Senate Bill 239, legislation introduced by Senator Vulakovich to allow for an expansion of the Property Tax Exemption Program for Disabled Veterans, is among three measures on the agenda for a meeting set for 11 a.m., Tuesday, March 20, in Room 8E-A in the East Wing of the State Capitol Complex.
Currently, an honorably discharged disabled veteran must be 100-percent disabled and have a financial need in order to receive a 100-percent exemption from property taxes. The proposed constitutional amendment would allow veterans determined to be at least 50-percent disabled to receive the tax exemption based on the extent of their disability.
Under that proposal, a 100-percent disabled veteran would continue to be completely exempt from paying property taxes. However, those considered to be 75-percent disabled would then be eligible for a 75-percent exemption and a 50-percent disabled veteran could receive a 50-percent exemption. All veterans – regardless of their disability level – would still have to qualify based on their financial need.
“As our men and women continue to put their lives on the line for our freedom, this measure is another way in which we can say thank you for their sacrifice,” said Senator Vulakovich.

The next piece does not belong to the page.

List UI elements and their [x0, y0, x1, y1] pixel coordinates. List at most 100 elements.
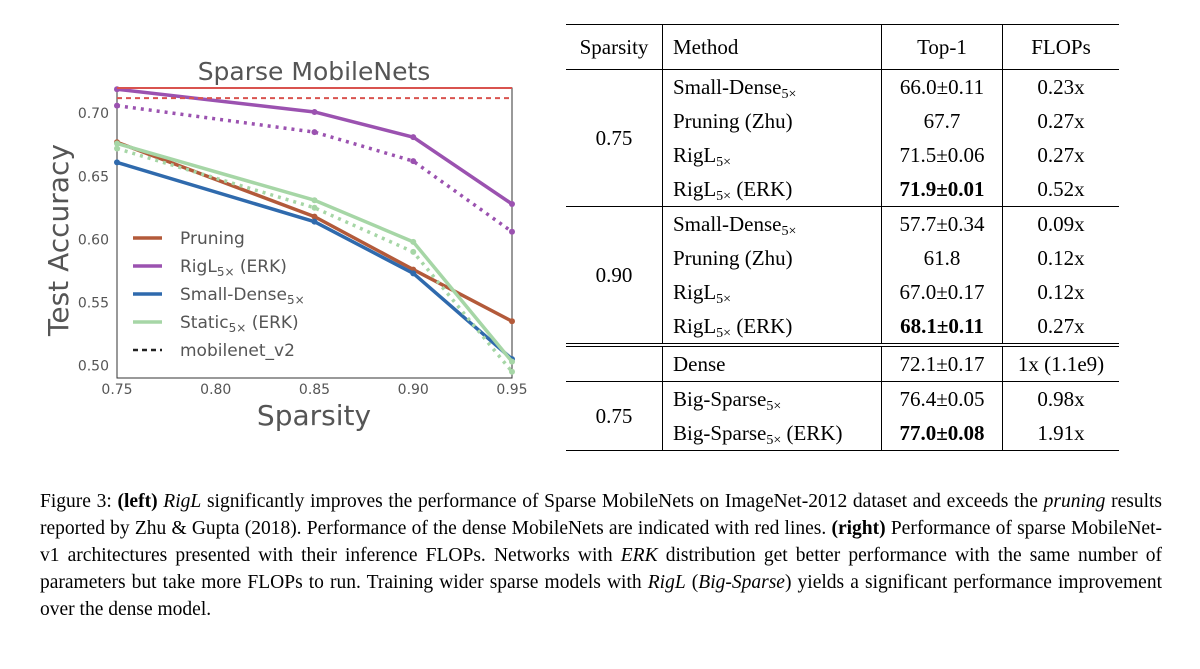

The committee is also scheduled to consider Senate Bill 1021, a measure introduced by Senators John Yudichak and Jay Costa that would provide a limited-time opportunity for certain amputee or paralyzed veterans to apply for the state’s Amputee and Paralyzed Veterans’ Pension, which provides a benefit of $150 per month to eligible veterans.
Act 180 of 2014 increased this program’s eligibility requirements in order to reduce program costs. However, the Act did not allow sufficient time to ensure that all veterans were able to complete their applications before the changes became effective. Senate Bill 1021 would provide a 90-day period for eligible veterans to submit an application to the Department of Military and Veterans Affairs.
The Commission, made up of legislators, first responders and representatives from municipalities, is studying issues affecting first responders. The commission is charged with providing its findings and recommendations to the Chairmen of the Senate and House Veterans Affairs & Emergency Preparedness Committees.
“The Commission has only been able to meet on a couple of occasions so far and in order for it to fully do its job, it will need additional time to deliberate and make its recommendations,” Senator Vulakovich said.
The Committee will also consider Senate Bill 1041, a measure introduced by Senator Camera Bartolotta that directs the Department of Military and Veterans Affairs to create logos to be used to promote veteran-owned and disabled veteran-owned businesses. This proposal mirrors a successful program currently being utilized in the state of Wisconsin.